Tonneins : Un conseil municipal mouvementé valide la vente d'une friche industrielle controversée
La salle de la Manoque à Tonneins s'est révélée trop exiguë ce lundi 2 mars pour accueillir l'affluence exceptionnelle du public venu assister au conseil municipal extraordinaire. Initialement programmée le mercredi 25 février, cette séance avait dû être annulée en raison d'un défaut de quorum, un point que les opposants au maire n'ont pas manqué de rappeler en préambule de cette soirée pour le moins agitée.
Une séance sous tension et des problèmes techniques récurrents
« Nous n'avons pas besoin de quorum aujourd'hui pour ce conseil extraordinaire, mais on l'a largement dépassé pour ma dernière séance, cela fait plaisir », a lancé d'emblée le maire Dante Rinaudo, provoquant des rires dans l'assemblée. La foule était principalement venue écouter les détails du projet proposé par l'investisseur Jacques Lafont concernant l'ancienne Manufacture des tabacs, avec une promesse de vente établie à 800 000 euros pour une surface bâtie de 25 000 m² incluant un parking couvert.
Dès le début de la soirée, des problèmes techniques ont perturbé les débats : visioconférence défaillante, liaisons interrompues... Pendant plus d'une heure, le maire a régulièrement interrogé son équipe sur le contact avec l'investisseur. Ce n'est qu'après la quasi-totalité de l'ordre du jour que la voix de Jacques Lafont s'est finalement fait entendre.
Un projet sportif ambitieux mais mis en doute
Le directeur général de Pandora Projectes Esportius a détaillé son projet de complexe sportif premium évalué à 8 millions d'euros. « Nous avons lancé une nouvelle marque autour d'un sport tendance, le padel tennis, mais pas que », a insisté l'entrepreneur avant d'énumérer une liste impressionnante d'équipements prévus dans « La partie nouvelle » de la Manufacture :
- 8 terrains de padel
- Un hôtel de 60 chambres
- Un centre de rééducation fonctionnel
- Un département de sports de combat dirigé par la championne Audrey Prieto
- Une salle d'escalade indoor
- Une micro-crèche privée
- Un centre wellness avec équipements Hyrox
- Un restaurant avec un ancien rugbyman devenu chef étoilé au piano
Jacques Lafont a affirmé s'être spécialisé dans la requalification de friches industrielles à Tourcoing, Dunkerque et Épernay, bien que ces réalisations n'aient pu être vérifiées en ligne.
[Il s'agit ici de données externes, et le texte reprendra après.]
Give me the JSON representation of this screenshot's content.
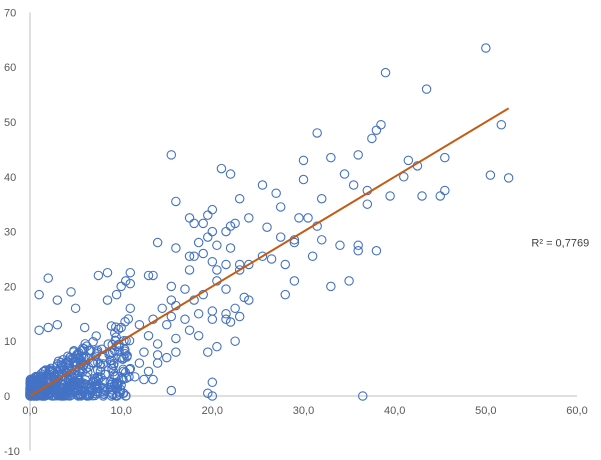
{
  "chart_data": {
    "type": "scatter",
    "title": "",
    "xlabel": "",
    "ylabel": "",
    "xlim": [
      0,
      60
    ],
    "ylim": [
      -10,
      70
    ],
    "x_ticks": [
      0,
      10,
      20,
      30,
      40,
      50,
      60
    ],
    "x_tick_labels": [
      "0,0",
      "10,0",
      "20,0",
      "30,0",
      "40,0",
      "50,0",
      "60,0"
    ],
    "y_ticks": [
      -10,
      0,
      10,
      20,
      30,
      40,
      50,
      60,
      70
    ],
    "y_tick_labels": [
      "-10",
      "0",
      "10",
      "20",
      "30",
      "40",
      "50",
      "60",
      "70"
    ],
    "grid": false,
    "legend": "none",
    "colors": {
      "marker": "#4472C4",
      "trendline": "#C55A11",
      "axis": "#BFBFBF",
      "text": "#595959"
    },
    "trendline": {
      "type": "linear",
      "x": [
        0,
        52.5
      ],
      "y": [
        0,
        52.5
      ],
      "r2_label": "R² = 0,7769",
      "r2_position": [
        55,
        28
      ]
    },
    "series": [
      {
        "points": [
          [
            50,
            63.5
          ],
          [
            39,
            59
          ],
          [
            43.5,
            56
          ],
          [
            38.5,
            49.5
          ],
          [
            38,
            48.5
          ],
          [
            31.5,
            48
          ],
          [
            37.5,
            47
          ],
          [
            51.7,
            49.5
          ],
          [
            15.5,
            44
          ],
          [
            36,
            44
          ],
          [
            41.5,
            43
          ],
          [
            45.5,
            43.5
          ],
          [
            33,
            43.5
          ],
          [
            30,
            43
          ],
          [
            42.5,
            42
          ],
          [
            21,
            41.5
          ],
          [
            22,
            40.5
          ],
          [
            50.5,
            40.3
          ],
          [
            52.5,
            39.8
          ],
          [
            30,
            39.5
          ],
          [
            34.5,
            40.5
          ],
          [
            41,
            40
          ],
          [
            35.5,
            38.5
          ],
          [
            25.5,
            38.5
          ],
          [
            45.5,
            37.5
          ],
          [
            37,
            37.5
          ],
          [
            43,
            36.5
          ],
          [
            23,
            36
          ],
          [
            39.5,
            36.5
          ],
          [
            32,
            36
          ],
          [
            27,
            37
          ],
          [
            16,
            35.5
          ],
          [
            37,
            35
          ],
          [
            45,
            36.5
          ],
          [
            27.5,
            34.5
          ],
          [
            20,
            34
          ],
          [
            29.5,
            32.5
          ],
          [
            30.5,
            32.5
          ],
          [
            24,
            32.5
          ],
          [
            17.5,
            32.5
          ],
          [
            19.5,
            33
          ],
          [
            18,
            31.5
          ],
          [
            22,
            31
          ],
          [
            19,
            31.5
          ],
          [
            22.5,
            31.5
          ],
          [
            26,
            30.8
          ],
          [
            31.5,
            31
          ],
          [
            21.5,
            30
          ],
          [
            20,
            30
          ],
          [
            27.5,
            29
          ],
          [
            19.5,
            29
          ],
          [
            29,
            28.5
          ],
          [
            29,
            28
          ],
          [
            32,
            28.5
          ],
          [
            14,
            28
          ],
          [
            18.5,
            28
          ],
          [
            20.5,
            27.5
          ],
          [
            22,
            27
          ],
          [
            34,
            27.5
          ],
          [
            36,
            27.5
          ],
          [
            38,
            26.5
          ],
          [
            16,
            27
          ],
          [
            19,
            26
          ],
          [
            25.5,
            25.5
          ],
          [
            31,
            25.5
          ],
          [
            17.5,
            25.5
          ],
          [
            18,
            25.5
          ],
          [
            36,
            26.5
          ],
          [
            26.5,
            25
          ],
          [
            20,
            24.5
          ],
          [
            21.5,
            24
          ],
          [
            23,
            24
          ],
          [
            24,
            24
          ],
          [
            28,
            24
          ],
          [
            20.5,
            23
          ],
          [
            17.5,
            23
          ],
          [
            11,
            22.5
          ],
          [
            13.5,
            22
          ],
          [
            8.5,
            22.5
          ],
          [
            7.5,
            22
          ],
          [
            23,
            23
          ],
          [
            10.5,
            21
          ],
          [
            10,
            20
          ],
          [
            13,
            22
          ],
          [
            2,
            21.5
          ],
          [
            20.5,
            21
          ],
          [
            29,
            21
          ],
          [
            33,
            20
          ],
          [
            35,
            21
          ],
          [
            15.5,
            20
          ],
          [
            11,
            20.5
          ],
          [
            17,
            19.5
          ],
          [
            21.5,
            19.5
          ],
          [
            19,
            18.5
          ],
          [
            23.5,
            18
          ],
          [
            15.5,
            17.5
          ],
          [
            14.5,
            16
          ],
          [
            16,
            16.5
          ],
          [
            18,
            17.5
          ],
          [
            22.5,
            16
          ],
          [
            28,
            18.5
          ],
          [
            24,
            17.5
          ],
          [
            9.5,
            18.5
          ],
          [
            1,
            18.5
          ],
          [
            4.5,
            19
          ],
          [
            8.5,
            17.5
          ],
          [
            3,
            17.5
          ],
          [
            5,
            16
          ],
          [
            11,
            16
          ],
          [
            20,
            15.5
          ],
          [
            18.5,
            15
          ],
          [
            21.5,
            15
          ],
          [
            15.5,
            14.5
          ],
          [
            21.5,
            14
          ],
          [
            23,
            14.5
          ],
          [
            17,
            14
          ],
          [
            20,
            14
          ],
          [
            13.5,
            14
          ],
          [
            22,
            13.5
          ],
          [
            15,
            13
          ],
          [
            12,
            13
          ],
          [
            10,
            12.5
          ],
          [
            6,
            12.5
          ],
          [
            3,
            13
          ],
          [
            1,
            12
          ],
          [
            2,
            12.5
          ],
          [
            17.5,
            12
          ],
          [
            13,
            11
          ],
          [
            18.5,
            11
          ],
          [
            16,
            10.5
          ],
          [
            22.5,
            10
          ],
          [
            14,
            9.5
          ],
          [
            20.5,
            9
          ],
          [
            19.5,
            8
          ],
          [
            16,
            8
          ],
          [
            12.5,
            8
          ],
          [
            14,
            7.5
          ],
          [
            15,
            7
          ],
          [
            10,
            7
          ],
          [
            8,
            7
          ],
          [
            12,
            6
          ],
          [
            14,
            6
          ],
          [
            11,
            5
          ],
          [
            13,
            4.5
          ],
          [
            9,
            5
          ],
          [
            11.5,
            3.5
          ],
          [
            13.5,
            3
          ],
          [
            12.5,
            3
          ],
          [
            7,
            2.5
          ],
          [
            10,
            2
          ],
          [
            8,
            1.5
          ],
          [
            15.5,
            1
          ],
          [
            19.5,
            0.5
          ],
          [
            20,
            2.5
          ],
          [
            10.5,
            0
          ],
          [
            36.5,
            0
          ],
          [
            20,
            0
          ],
          [
            9.5,
            0
          ]
        ]
      }
    ]
  }
}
Des interrogations persistantes de l'opposition
Le conseiller d'opposition Jonathan Biteau a exprimé ses doutes : « Je ne trouve pas de comptes et bilans de la société ni de nom de réalisation concrète ». À quoi l'investisseur a répondu : « Tous les fitness Park de France de 2015, c'est nous, un club de la principauté d'Andorre aussi. Nous ne demandons pas d'argent pour venir, nous investissons ».
Le maire a vivement réagi : « Il faut avoir de l'ambition et pas de suspicion Monsieur Biteau, je n'en dirai pas plus ce soir ». Mais Jonathan Biteau a persisté : « Comme beaucoup de personnes dans la salle, au vu de ce qu'on a entendu, je ressens un certain malaise, on n'a pas vu grand-chose, on n'est pas dans le sérieux et la crédibilité d'un tel projet ».
Un vote final malgré l'opposition
L'autre conseiller d'opposition et candidat au siège de maire, Jérémie Bespéa, a interrogé la nécessité de voter ce soir-là plutôt que dans un mois. Jacques Lafont a répondu : « Je n'ai aucune obligation que vous délibériez ce lundi soir. Une partie de la dépollution va nous être facturée et on a besoin d'avoir tout ça en main pour prendre la décision finale ».
Le maire a martelé : « Vous êtes dans une démarche économique Monsieur Lafont, d'autres sont dans une logique politique, nous, on avance avec des conditions pour protéger notre territoire ». Par cohérence, les membres de l'opposition ont choisi de ne pas participer au vote, mais le dossier a tout de même été adopté.
« Tout ça pour ça ! Elle était fermée depuis 26 ans et rien ne s'était passé jusqu'à présent », a conclu Dante Rinaudo. Une promesse de vente pour un montant de 800 000 euros sera signée dans les prochains jours avec la société andorrane, une somme qui tient compte des travaux de désamiantage et de dépollution selon la majorité municipale.